Posted: Sat Feb 07, 2009 5:14 am
by Amaruk

Code: Select all

[19:50:49] Folding@home Core Shutdown: FINISHED_UNIT
[19:50:52] CoreStatus = 64 (100)
[19:50:52] Sending work to server
[19:50:52] Project: 3858 (Run 6376, Clone 0, Gen 28)


[19:50:52] + Attempting to send results [February 1 19:50:52 UTC]
[19:50:53] - Couldn't send HTTP request to server
[19:50:53] + Could not connect to Work Server (results)
[19:50:53]     (128.59.74.4:8080)
[19:50:53] + Retrying using alternative port
[19:50:53] - Couldn't send HTTP request to server
[19:50:53] + Could not connect to Work Server (results)
[19:50:53]     (128.59.74.4:80)
[19:50:53] - Error: Could not transmit unit 01 (completed February 1) to work server.
[19:50:53]   Keeping unit 01 in queue.
[19:50:53] Project: 3858 (Run 6376, Clone 0, Gen 28)
Project 3858 uses FahCore_7c.exe - this is the only core of the five that I've used that required internet access.
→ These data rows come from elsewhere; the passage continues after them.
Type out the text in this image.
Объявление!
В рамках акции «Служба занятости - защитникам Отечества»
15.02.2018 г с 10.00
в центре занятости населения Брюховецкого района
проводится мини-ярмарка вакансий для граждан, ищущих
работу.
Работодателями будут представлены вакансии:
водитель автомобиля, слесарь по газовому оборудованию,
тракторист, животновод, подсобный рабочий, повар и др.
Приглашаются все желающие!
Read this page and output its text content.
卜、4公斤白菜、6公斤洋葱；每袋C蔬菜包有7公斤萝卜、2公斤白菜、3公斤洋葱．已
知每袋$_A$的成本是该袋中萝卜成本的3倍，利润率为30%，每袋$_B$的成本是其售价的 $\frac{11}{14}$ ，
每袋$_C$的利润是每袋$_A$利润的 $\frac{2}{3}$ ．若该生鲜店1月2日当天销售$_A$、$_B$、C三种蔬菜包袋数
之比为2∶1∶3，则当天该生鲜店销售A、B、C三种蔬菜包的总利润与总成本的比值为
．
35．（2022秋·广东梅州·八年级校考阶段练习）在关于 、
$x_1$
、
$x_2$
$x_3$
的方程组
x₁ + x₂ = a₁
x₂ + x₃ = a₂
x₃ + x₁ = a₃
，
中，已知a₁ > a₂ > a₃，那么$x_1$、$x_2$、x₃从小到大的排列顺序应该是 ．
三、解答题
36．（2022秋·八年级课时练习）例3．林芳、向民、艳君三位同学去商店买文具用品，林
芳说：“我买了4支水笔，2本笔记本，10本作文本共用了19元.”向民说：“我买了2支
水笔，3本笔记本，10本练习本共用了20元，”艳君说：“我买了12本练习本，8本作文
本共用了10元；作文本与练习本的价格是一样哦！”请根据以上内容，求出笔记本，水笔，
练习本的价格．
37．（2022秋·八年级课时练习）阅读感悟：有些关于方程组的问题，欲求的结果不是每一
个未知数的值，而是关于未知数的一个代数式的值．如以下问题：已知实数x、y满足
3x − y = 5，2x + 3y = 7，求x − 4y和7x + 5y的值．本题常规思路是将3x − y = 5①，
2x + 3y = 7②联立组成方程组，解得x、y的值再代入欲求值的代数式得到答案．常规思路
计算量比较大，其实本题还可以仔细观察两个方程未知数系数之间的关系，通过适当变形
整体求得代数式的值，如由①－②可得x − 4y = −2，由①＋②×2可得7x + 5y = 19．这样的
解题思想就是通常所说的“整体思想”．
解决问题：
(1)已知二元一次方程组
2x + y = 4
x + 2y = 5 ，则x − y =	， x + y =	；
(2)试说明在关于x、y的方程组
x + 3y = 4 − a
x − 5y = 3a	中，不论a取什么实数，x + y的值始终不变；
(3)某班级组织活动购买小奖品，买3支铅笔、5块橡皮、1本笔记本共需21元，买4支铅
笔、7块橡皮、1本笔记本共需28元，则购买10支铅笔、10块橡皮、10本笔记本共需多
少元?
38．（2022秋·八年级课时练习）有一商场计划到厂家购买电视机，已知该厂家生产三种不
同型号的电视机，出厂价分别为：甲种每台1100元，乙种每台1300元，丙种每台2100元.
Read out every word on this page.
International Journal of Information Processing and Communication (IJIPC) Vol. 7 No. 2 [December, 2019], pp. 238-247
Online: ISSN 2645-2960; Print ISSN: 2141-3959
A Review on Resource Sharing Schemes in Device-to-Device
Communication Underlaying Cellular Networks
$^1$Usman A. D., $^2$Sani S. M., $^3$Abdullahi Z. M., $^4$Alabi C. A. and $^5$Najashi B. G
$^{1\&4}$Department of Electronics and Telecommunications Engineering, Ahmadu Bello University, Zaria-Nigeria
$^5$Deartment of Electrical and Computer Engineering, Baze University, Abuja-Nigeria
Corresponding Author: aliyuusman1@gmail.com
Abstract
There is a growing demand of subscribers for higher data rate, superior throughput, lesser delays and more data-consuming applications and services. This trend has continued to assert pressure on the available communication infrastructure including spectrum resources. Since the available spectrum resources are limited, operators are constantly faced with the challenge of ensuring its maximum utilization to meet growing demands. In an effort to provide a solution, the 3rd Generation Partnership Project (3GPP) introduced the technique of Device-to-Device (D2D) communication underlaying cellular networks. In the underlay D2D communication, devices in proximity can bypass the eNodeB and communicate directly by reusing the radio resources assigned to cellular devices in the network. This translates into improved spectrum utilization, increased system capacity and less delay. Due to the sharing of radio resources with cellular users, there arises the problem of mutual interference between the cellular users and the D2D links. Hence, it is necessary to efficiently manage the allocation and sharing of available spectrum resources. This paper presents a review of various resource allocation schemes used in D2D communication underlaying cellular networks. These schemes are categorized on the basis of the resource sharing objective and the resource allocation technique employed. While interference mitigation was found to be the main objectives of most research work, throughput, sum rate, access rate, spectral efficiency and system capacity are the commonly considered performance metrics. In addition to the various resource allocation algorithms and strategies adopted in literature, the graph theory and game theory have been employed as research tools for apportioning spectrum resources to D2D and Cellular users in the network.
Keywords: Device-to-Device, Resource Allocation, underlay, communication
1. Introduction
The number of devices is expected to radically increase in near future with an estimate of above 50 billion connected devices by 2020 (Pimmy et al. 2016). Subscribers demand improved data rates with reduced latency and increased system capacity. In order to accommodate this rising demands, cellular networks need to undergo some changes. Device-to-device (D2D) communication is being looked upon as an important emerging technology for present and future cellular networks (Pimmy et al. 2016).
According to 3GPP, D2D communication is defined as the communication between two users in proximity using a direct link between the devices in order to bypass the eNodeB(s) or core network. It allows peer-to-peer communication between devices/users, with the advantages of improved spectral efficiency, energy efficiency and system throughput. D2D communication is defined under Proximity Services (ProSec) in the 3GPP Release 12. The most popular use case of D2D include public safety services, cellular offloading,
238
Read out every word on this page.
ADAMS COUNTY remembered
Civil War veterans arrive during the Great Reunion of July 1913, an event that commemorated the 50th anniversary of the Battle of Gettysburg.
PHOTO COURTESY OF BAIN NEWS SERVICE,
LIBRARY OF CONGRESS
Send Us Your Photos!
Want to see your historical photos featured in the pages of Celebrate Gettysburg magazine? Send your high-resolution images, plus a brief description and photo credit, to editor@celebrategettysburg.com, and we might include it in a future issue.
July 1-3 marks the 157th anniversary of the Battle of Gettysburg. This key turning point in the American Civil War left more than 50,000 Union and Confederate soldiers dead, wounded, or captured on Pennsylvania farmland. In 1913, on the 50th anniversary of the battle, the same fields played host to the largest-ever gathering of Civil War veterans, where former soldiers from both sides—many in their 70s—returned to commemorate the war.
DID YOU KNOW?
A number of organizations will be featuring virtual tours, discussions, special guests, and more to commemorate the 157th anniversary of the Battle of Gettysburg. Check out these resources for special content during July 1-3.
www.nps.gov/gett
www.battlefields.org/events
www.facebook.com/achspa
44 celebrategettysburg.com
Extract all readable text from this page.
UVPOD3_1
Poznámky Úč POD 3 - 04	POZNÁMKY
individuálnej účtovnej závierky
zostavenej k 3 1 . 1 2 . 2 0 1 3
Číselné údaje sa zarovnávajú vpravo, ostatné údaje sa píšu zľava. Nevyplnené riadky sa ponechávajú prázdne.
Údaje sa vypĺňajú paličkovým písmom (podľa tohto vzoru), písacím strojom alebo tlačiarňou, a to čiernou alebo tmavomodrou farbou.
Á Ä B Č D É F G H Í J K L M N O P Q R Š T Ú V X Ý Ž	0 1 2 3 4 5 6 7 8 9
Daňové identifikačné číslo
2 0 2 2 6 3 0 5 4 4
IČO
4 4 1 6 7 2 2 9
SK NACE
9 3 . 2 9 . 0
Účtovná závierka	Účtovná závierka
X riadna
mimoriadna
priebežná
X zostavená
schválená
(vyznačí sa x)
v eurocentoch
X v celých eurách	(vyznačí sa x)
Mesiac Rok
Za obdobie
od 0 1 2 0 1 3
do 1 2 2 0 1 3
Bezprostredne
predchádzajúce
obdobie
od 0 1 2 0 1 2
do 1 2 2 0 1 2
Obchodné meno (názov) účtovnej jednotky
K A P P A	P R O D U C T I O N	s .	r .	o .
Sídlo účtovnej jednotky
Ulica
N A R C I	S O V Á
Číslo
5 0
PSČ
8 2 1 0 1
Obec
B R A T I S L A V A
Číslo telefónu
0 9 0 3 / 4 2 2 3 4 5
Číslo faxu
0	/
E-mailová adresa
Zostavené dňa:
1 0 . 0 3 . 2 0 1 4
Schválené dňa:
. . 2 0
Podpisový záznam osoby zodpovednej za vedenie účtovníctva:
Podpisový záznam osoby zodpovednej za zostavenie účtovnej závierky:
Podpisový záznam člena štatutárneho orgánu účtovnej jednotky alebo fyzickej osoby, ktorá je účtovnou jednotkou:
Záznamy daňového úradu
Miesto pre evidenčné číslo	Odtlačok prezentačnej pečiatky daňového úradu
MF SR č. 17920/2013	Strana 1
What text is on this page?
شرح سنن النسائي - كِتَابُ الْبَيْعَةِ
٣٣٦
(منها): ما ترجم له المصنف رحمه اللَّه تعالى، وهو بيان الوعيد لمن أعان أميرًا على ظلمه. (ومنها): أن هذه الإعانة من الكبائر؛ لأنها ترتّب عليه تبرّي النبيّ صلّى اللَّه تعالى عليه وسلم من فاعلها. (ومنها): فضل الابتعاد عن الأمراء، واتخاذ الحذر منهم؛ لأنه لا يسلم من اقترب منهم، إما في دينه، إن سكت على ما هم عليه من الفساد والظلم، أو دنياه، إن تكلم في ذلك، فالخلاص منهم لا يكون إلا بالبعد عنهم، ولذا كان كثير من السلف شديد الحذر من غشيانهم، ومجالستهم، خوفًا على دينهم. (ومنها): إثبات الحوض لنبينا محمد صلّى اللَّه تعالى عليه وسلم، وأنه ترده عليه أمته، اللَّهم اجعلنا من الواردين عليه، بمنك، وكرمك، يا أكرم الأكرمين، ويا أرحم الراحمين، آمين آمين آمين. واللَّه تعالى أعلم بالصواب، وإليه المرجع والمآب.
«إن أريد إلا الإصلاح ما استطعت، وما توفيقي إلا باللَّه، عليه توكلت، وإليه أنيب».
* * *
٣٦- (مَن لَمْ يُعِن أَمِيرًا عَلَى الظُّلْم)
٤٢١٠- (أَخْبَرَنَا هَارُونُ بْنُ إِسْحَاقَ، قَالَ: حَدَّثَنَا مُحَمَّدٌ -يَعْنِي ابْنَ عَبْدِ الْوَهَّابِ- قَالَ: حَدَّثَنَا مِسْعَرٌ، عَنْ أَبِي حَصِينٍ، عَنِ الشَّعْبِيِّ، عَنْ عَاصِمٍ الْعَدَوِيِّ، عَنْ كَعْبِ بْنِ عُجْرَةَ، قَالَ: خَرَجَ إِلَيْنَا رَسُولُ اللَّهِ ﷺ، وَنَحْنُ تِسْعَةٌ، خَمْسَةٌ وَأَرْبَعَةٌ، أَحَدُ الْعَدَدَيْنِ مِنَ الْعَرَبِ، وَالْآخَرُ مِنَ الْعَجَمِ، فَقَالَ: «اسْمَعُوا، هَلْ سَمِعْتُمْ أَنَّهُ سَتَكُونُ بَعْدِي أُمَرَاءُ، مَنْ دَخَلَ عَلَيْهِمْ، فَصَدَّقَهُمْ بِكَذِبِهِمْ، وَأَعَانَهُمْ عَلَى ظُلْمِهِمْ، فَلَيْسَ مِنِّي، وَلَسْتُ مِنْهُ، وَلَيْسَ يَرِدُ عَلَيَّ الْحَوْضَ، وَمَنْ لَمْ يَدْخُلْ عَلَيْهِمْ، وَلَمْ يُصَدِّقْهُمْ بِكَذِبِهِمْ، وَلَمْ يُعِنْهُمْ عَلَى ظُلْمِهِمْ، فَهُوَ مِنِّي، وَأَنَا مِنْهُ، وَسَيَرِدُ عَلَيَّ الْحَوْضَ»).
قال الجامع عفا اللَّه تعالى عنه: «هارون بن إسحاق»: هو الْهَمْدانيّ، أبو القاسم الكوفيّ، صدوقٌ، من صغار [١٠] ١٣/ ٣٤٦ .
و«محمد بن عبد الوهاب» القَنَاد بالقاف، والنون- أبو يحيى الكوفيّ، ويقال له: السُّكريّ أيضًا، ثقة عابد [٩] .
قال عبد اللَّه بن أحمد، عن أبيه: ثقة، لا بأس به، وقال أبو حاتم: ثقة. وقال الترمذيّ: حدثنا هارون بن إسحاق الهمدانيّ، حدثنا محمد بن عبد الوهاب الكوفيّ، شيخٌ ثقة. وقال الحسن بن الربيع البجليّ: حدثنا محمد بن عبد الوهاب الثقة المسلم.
If you haven't done so already, try giving FahCore_7c.exe permission to access the net.

Re: Can't send work units for weeks now

Posted: Sat Feb 07, 2009 5:43 am
by eberlyml
Thanks for your response, I guess I don't follow you here. I have tried sending many units many times without f/w's in place and always get the same message. Can always d/l a new work unit and keeps trying to send finished units over and over but never does. Do I need to do something with permissions on the core? (not much of a Windows guy here).

Re: Can't send work units for weeks now

Posted: Sat Feb 07, 2009 6:34 am
by John_Weatherman
eberlyml wrote:.

Now, one thing I have found. A little while ago I enabled logging on my dsl modem to see if it had anything to say about my problems. the security logs are showing this
:FIREWALL icmp check (1 of 2): Protocol: ICMP Src ip: 128.59.74.4 Dst ip: xx.xx.my.ip Type: Destination Unreachable Code: Communication with Destination Host is Administratively Prohibited
This happens every time I restart the fah client and it tries to send the finished work units.

So it logs it on the modem firewall even when the firewall is turned off on the modem. Does this have anything to do with my problems here?

ideas welcome,
PME
Just a thought, are you actually turning off the firewall? Do you need to log in, for example, as an Administrator to turn it off? What is the type of modem you have, in case anyone else has had the same problem?

Re: Can't send work units for weeks now

Posted: Sat Feb 07, 2009 12:18 pm
by eberlyml
Just a thought, are you actually turning off the firewall? Do you need to log in, for example, as an Administrator to turn it off? What is the type of modem you have, in case anyone else has had the same problem?

I am logging in as admin and turning off the firewall. I have multiple firewalls on my network and have at one point routed around every one of them, and wired the machine in question directly to the modem, turned off the modem firewall and the Windows firewall for a very short time and tried sending the finished units. Got the same exact report from FAHlog as I do with everything in place. If indeed it is on this end it must be some Windows setting or some setting I've yet to find on the modem, which by the way is a Speedtouch 546. Could the ICMP protocol check in the modem have anything to do with this mess?
The modem indicates that this can be turned off only by CLI, as of yet I've not found any way of doing so but am still looking into that.

As always, thanks for your ideas

PME

Re: Can't send work units for weeks now

Posted: Sat Feb 07, 2009 1:57 pm
by Xilikon
Nobody asked if you added a rule to allow port 8080 since uploads use that port and downloads use port 80. I forgot to enable port 8080 before and I was able to download a unit but not upload.